A lot of the discussions are on how to certify content after submission to a pre-print server and how expensive should the whole process really be. Going through it the thing that most impressed me is that everyone seems to accept naturally the usefulness of a preprint server. Ken Muldrew in one of the comments says:

"something like the arXiv is sort of a bridge between conference talks and publications; a new phenomenon that doesn’t replace the old ways but rather adds to them, like email as it relates to phone conversations and page-written letters."

So why are there not more bioinformatics manuscripts in pre-print servers ? Most bioinformatic/computational biology journals accept submissions from papers already in pre-print servers. I subscribe to the arXiv feed on quantitative biology but most papers seem to a bit away from biology when compared to work published in say Bioinformatics, PLoS Comp Bio and BMC Bionformatics. This recent manuscript about horizontal gene transfer shows that arXiv does accept the type of work that I might participate in so I will try to in the future submit there first.

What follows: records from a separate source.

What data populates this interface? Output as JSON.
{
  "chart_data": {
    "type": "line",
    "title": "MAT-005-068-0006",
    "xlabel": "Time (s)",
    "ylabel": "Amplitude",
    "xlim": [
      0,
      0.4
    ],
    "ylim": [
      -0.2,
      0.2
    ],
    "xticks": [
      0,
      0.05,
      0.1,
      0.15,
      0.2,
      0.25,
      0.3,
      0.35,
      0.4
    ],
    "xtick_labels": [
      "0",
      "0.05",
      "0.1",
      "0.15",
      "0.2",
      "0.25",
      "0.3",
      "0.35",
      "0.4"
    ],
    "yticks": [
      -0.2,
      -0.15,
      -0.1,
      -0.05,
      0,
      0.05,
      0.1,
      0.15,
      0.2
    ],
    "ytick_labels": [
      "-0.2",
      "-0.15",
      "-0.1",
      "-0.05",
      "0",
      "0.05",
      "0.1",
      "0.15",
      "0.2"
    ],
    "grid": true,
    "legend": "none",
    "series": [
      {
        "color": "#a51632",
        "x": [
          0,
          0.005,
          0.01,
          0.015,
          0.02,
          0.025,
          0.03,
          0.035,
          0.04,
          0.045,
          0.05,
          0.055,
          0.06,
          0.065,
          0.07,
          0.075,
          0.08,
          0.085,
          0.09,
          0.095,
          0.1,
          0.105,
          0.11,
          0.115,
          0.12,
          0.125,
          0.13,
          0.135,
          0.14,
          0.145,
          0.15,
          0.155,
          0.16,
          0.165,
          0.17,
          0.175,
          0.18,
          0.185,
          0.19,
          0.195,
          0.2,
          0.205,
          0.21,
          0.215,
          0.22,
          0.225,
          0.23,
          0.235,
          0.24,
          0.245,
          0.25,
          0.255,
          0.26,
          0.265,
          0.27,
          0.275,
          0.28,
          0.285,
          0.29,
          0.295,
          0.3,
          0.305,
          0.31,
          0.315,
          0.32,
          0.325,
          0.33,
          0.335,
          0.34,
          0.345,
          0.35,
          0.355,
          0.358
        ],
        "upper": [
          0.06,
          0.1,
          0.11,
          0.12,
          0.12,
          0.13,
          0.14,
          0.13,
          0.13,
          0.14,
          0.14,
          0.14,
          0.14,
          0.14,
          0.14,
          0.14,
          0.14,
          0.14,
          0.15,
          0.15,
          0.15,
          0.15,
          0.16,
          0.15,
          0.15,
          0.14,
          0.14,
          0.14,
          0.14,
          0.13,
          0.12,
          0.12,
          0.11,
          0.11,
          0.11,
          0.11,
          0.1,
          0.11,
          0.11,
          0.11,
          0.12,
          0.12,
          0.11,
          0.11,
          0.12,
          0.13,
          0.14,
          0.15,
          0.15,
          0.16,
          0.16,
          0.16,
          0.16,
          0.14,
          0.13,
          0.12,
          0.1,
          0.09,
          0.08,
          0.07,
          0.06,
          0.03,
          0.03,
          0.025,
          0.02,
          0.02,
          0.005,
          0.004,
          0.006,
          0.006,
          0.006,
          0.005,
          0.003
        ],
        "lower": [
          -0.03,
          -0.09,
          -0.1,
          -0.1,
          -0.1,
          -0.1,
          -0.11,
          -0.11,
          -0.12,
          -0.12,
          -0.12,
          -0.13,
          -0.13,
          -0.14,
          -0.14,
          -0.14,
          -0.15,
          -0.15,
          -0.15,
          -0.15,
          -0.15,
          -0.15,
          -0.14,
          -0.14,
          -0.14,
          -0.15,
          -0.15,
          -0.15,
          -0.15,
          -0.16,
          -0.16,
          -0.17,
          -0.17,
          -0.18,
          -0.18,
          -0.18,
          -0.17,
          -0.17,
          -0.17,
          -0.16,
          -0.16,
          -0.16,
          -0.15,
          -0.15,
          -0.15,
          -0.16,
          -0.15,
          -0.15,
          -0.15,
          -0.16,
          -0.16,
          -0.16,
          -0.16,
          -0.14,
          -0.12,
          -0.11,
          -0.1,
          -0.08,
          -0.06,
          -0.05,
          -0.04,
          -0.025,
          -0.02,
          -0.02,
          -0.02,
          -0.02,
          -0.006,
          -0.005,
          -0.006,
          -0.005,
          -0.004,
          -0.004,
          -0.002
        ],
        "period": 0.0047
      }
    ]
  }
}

Thursday, September 14, 2006

Marc Vidal interview in a podcast

(via My Biotech Life) Rick pointed me to a podcast series called Futures in Biotech. I am listening to a two part interview with Marc (Interactomes) Vidal, explaining his interest in parts and networks on a very accessible level. There are some interesting historical little stories for those more familiar with the field.


Monday, September 11, 2006

Postgenomic Upgrade

I don't remember reading any announcement but I guess Stew upgraded Postgenomic. It's full of extra information that will give anyone a chance to procrastinate for some time. Did you ever wonder what is the Gunning-Fog Index of your blog ? Your incoming bloglove ? (whatever that means) Your most popular blog post ? Go have a look at PG.

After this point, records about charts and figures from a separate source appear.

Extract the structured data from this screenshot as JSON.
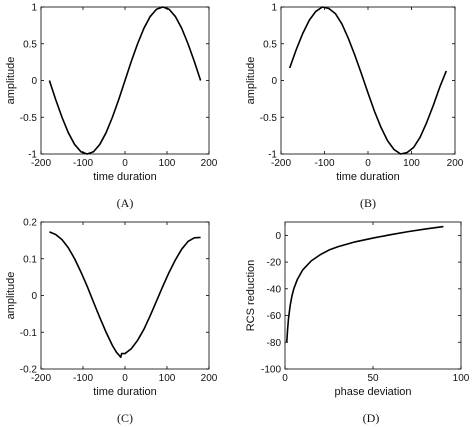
{
  "chart_data": [
    {
      "type": "line",
      "panel_label": "(A)",
      "xlabel": "time duration",
      "ylabel": "amplitude",
      "xlim": [
        -200,
        200
      ],
      "ylim": [
        -1,
        1
      ],
      "xticks": [
        -200,
        -100,
        0,
        100,
        200
      ],
      "yticks": [
        -1,
        -0.5,
        0,
        0.5,
        1
      ],
      "xtick_labels": [
        "-200",
        "-100",
        "0",
        "100",
        "200"
      ],
      "ytick_labels": [
        "-1",
        "-0.5",
        "0",
        "0.5",
        "1"
      ],
      "grid": false,
      "series": [
        {
          "x": [
            -180,
            -165,
            -150,
            -135,
            -120,
            -105,
            -90,
            -75,
            -60,
            -45,
            -30,
            -15,
            0,
            15,
            30,
            45,
            60,
            75,
            90,
            105,
            120,
            135,
            150,
            165,
            180
          ],
          "y": [
            0,
            -0.26,
            -0.5,
            -0.71,
            -0.87,
            -0.97,
            -1,
            -0.97,
            -0.87,
            -0.71,
            -0.5,
            -0.26,
            0,
            0.26,
            0.5,
            0.71,
            0.87,
            0.97,
            1,
            0.97,
            0.87,
            0.71,
            0.5,
            0.26,
            0
          ]
        }
      ]
    },
    {
      "type": "line",
      "panel_label": "(B)",
      "xlabel": "time duration",
      "ylabel": "amplitude",
      "xlim": [
        -200,
        200
      ],
      "ylim": [
        -1,
        1
      ],
      "xticks": [
        -200,
        -100,
        0,
        100,
        200
      ],
      "yticks": [
        -1,
        -0.5,
        0,
        0.5,
        1
      ],
      "xtick_labels": [
        "-200",
        "-100",
        "0",
        "100",
        "200"
      ],
      "ytick_labels": [
        "-1",
        "-0.5",
        "0",
        "0.5",
        "1"
      ],
      "grid": false,
      "series": [
        {
          "x": [
            -180,
            -165,
            -150,
            -135,
            -120,
            -105,
            -90,
            -75,
            -60,
            -45,
            -30,
            -15,
            0,
            15,
            30,
            45,
            60,
            75,
            90,
            105,
            120,
            135,
            150,
            165,
            180
          ],
          "y": [
            0.17,
            0.42,
            0.64,
            0.82,
            0.94,
            1,
            0.98,
            0.91,
            0.77,
            0.57,
            0.34,
            0.09,
            -0.17,
            -0.42,
            -0.64,
            -0.82,
            -0.94,
            -1,
            -0.98,
            -0.91,
            -0.77,
            -0.57,
            -0.34,
            -0.09,
            0.13
          ]
        }
      ]
    },
    {
      "type": "line",
      "panel_label": "(C)",
      "xlabel": "time duration",
      "ylabel": "amplitude",
      "xlim": [
        -200,
        200
      ],
      "ylim": [
        -0.2,
        0.2
      ],
      "xticks": [
        -200,
        -100,
        0,
        100,
        200
      ],
      "yticks": [
        -0.2,
        -0.1,
        0,
        0.1,
        0.2
      ],
      "xtick_labels": [
        "-200",
        "-100",
        "0",
        "100",
        "200"
      ],
      "ytick_labels": [
        "-0.2",
        "-0.1",
        "0",
        "0.1",
        "0.2"
      ],
      "grid": false,
      "series": [
        {
          "x": [
            -180,
            -165,
            -150,
            -135,
            -120,
            -105,
            -90,
            -75,
            -60,
            -45,
            -30,
            -20,
            -10,
            -8,
            0,
            15,
            30,
            45,
            60,
            75,
            90,
            105,
            120,
            135,
            150,
            165,
            180
          ],
          "y": [
            0.173,
            0.166,
            0.152,
            0.13,
            0.1,
            0.064,
            0.025,
            -0.018,
            -0.06,
            -0.1,
            -0.136,
            -0.155,
            -0.168,
            -0.158,
            -0.158,
            -0.145,
            -0.122,
            -0.092,
            -0.055,
            -0.015,
            0.025,
            0.063,
            0.097,
            0.126,
            0.147,
            0.157,
            0.158
          ]
        }
      ]
    },
    {
      "type": "line",
      "panel_label": "(D)",
      "xlabel": "phase deviation",
      "ylabel": "RCS reduction",
      "xlim": [
        0,
        100
      ],
      "ylim": [
        -100,
        10
      ],
      "xticks": [
        0,
        50,
        100
      ],
      "yticks": [
        -100,
        -80,
        -60,
        -40,
        -20,
        0
      ],
      "xtick_labels": [
        "0",
        "50",
        "100"
      ],
      "ytick_labels": [
        "-100",
        "-80",
        "-60",
        "-40",
        "-20",
        "0"
      ],
      "grid": false,
      "series": [
        {
          "x": [
            1,
            1.5,
            2,
            3,
            4,
            5,
            7,
            10,
            15,
            20,
            25,
            30,
            40,
            50,
            60,
            70,
            80,
            90
          ],
          "y": [
            -80,
            -70,
            -62,
            -52,
            -45,
            -40,
            -33,
            -26,
            -19,
            -14.5,
            -11,
            -8.5,
            -4.8,
            -2,
            0.5,
            2.8,
            4.8,
            6.6
          ]
        }
      ]
    }
  ]
}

He also added a section on original research that I guess is still experimental. My two posts on the correlation between protein age and protein interactions are there but I guess he had to mark them by hand.

On a related note, Stew released a greasemonkey script to add links to postgenomic from connotea. I would love to see journals starting to link directly to postgenomic without us having to use greasemonkey scripts. This would give bloggers an extra little incentive to write some comments on papers and for the journals it's free content and extra attention on their sites.

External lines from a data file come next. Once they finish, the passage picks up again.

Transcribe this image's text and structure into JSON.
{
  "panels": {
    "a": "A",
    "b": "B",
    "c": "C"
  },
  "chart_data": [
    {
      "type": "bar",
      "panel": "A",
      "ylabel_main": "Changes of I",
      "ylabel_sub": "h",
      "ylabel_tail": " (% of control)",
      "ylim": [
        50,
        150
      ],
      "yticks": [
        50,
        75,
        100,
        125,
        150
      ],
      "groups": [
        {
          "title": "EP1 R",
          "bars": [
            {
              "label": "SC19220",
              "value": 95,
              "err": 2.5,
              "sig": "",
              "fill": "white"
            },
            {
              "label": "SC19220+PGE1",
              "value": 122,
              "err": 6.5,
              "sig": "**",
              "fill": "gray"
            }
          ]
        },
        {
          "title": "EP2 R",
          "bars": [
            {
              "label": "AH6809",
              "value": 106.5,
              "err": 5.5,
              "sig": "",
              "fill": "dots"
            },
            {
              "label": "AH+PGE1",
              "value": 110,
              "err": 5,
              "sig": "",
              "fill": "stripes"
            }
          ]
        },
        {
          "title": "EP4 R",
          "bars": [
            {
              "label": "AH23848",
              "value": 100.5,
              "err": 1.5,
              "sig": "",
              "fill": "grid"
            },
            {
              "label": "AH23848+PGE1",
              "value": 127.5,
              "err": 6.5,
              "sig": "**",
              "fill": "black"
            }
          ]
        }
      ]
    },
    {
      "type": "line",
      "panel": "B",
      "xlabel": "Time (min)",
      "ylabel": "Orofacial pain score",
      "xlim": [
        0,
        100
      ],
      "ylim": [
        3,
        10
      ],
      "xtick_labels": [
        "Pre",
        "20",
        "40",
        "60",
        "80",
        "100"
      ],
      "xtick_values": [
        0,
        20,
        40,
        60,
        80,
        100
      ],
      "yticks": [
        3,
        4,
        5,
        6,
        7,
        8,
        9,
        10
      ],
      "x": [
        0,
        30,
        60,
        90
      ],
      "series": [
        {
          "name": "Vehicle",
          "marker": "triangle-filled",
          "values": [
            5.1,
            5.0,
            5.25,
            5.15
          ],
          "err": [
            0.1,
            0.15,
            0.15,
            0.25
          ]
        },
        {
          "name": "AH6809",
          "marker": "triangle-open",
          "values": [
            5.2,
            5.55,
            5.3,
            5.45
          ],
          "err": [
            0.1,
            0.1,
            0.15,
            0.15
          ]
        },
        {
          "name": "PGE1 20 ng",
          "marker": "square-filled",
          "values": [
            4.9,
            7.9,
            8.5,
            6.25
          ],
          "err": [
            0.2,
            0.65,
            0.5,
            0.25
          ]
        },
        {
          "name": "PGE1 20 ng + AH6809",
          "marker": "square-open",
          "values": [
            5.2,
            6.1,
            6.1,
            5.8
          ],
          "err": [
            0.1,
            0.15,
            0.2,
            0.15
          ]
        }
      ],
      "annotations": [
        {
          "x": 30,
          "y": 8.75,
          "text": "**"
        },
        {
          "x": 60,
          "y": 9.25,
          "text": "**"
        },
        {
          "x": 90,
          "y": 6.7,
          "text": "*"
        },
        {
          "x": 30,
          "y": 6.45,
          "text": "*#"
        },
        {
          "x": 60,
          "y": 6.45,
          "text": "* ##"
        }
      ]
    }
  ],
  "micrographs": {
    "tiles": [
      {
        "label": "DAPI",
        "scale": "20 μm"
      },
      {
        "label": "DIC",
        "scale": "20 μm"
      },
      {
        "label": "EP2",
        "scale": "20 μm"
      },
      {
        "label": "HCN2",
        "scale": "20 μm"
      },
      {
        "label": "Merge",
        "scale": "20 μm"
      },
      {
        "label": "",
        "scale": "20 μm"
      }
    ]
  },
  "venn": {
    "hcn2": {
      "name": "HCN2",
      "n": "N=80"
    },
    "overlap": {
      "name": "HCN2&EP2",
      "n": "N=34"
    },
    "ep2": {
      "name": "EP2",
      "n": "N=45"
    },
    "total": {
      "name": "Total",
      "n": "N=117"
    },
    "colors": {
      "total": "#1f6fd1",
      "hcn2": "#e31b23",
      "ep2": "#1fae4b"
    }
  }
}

Now .. back to my thesis ...

Friday, September 08, 2006

Building reality online (the lonelygirl15 meme)


I am not a big fan of video sites so today was the first day I heard about lonelygirl15. She is a very famous video blogger with videos seen a total of about 2 million times. The interesting thing is that she does not actually exist. She is part of an art project intent on doing something like a wiki soap:

Thank you so much for enjoying our show so far. We are amazed by the overwhelmingly positive response to our videos; it has exceeded our wildest expectations. With your help we believe we are witnessing the birth of a new art form. Our intention from the outset has been to tell a story-- A story that could only be told using the medium of video blogs and the distribution power of the internet. A story that is interactive and constantly evolving with the audience.

Even if people lose interest now that they know she is not real, the fact was that they were drawn into her fabricated life. Is this ethically correct ?
I guess what I am getting at is that we are getting better at creating virtual reality. The truth is what the majority of people perceive to be true, the wiki kind of truth. This is already the case in physical reality with mass media having a strong effect on what is actually perceived. What I think is that this manipulation of masses and crowd effects are much stronger online.